MCCULLY: Oh look, we are not giving this abattoir to Saudi Arabia, we are giving it to the businessman who owns the farm.

CAMPBELL: Yes, but in Saudi Arabia, nobody is allowed to do own anything like an abattoir or large farm. It just becomes assets of the Saudi royal family – the same family that put to death all those people just before Christmas.

MCCULLY: But we are bribing the grumpy businessman with this meat-works, not the Saudi Royal family. Haven’t you read the ministry papers?

GOWER, NewShub: Is there anything else you are giving the Saudis?

MCCULLY: No. Absolutely not. We have no plans to give them anything else other than the abattoir. There is absolutely no bundles of American dollars that might fall out of the containers when they are opened on the other side. No. Nothing else.

GOWER: Are you concerned this will make New Zealand look like just another corrupt regime willing to do business with anyone at any cost?
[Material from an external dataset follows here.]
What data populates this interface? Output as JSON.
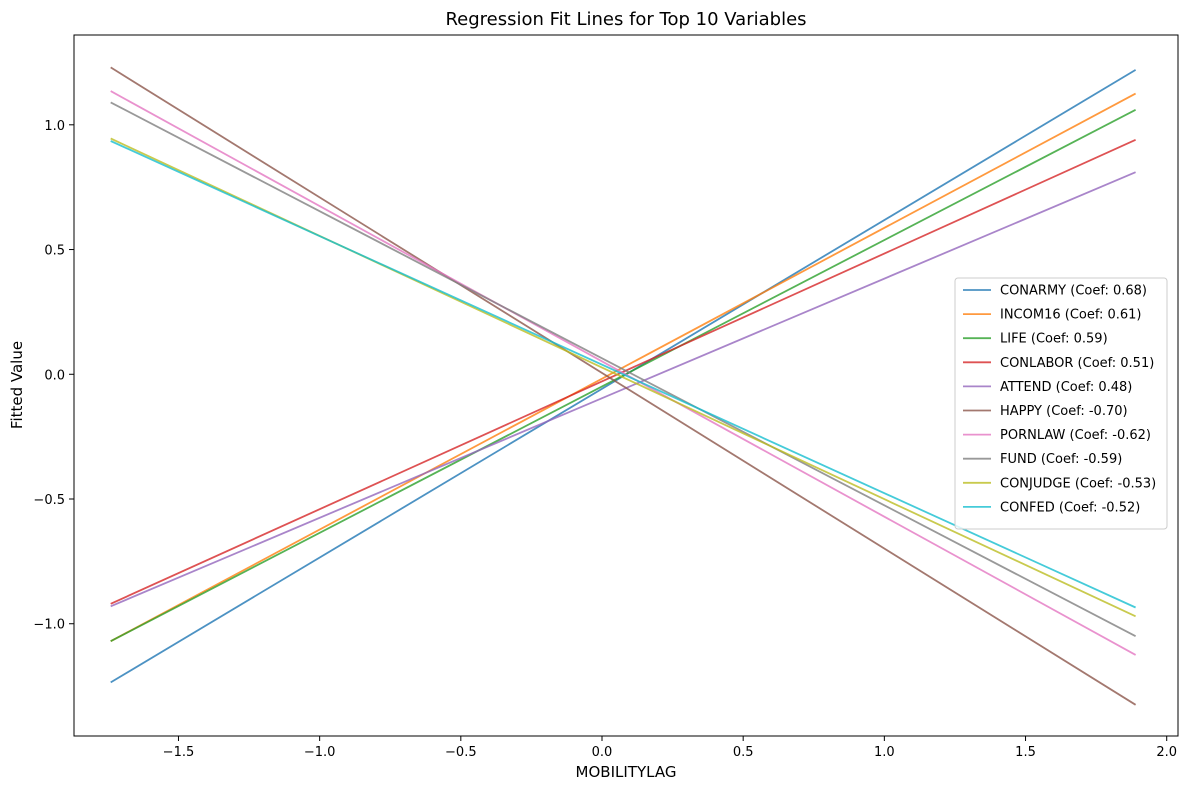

MCCULLY: Look. The National Party of New Zealand prides itself on the unique way I like to do business. Sometimes you’ve got to get your hands dirty. You’ve got to roll up your sleeves, reach into the wrong end of the cow and pull out some policy that just looks so very terrible and smells even worse. Ultimately, John Key is the PM. He’s told New Zealanders he been known to take a whazz in the shower. If they don’t care about that, I don’t think they’re going to care about a few million dollars spent to get a free trade deal with a country that murders members of the opposition.

Ok… so if there’s nothing else I need to whip across to the Reserve Bank and sort out some non-sequential bills. Good afternoon.

Jumps off beer crate and exits through side door.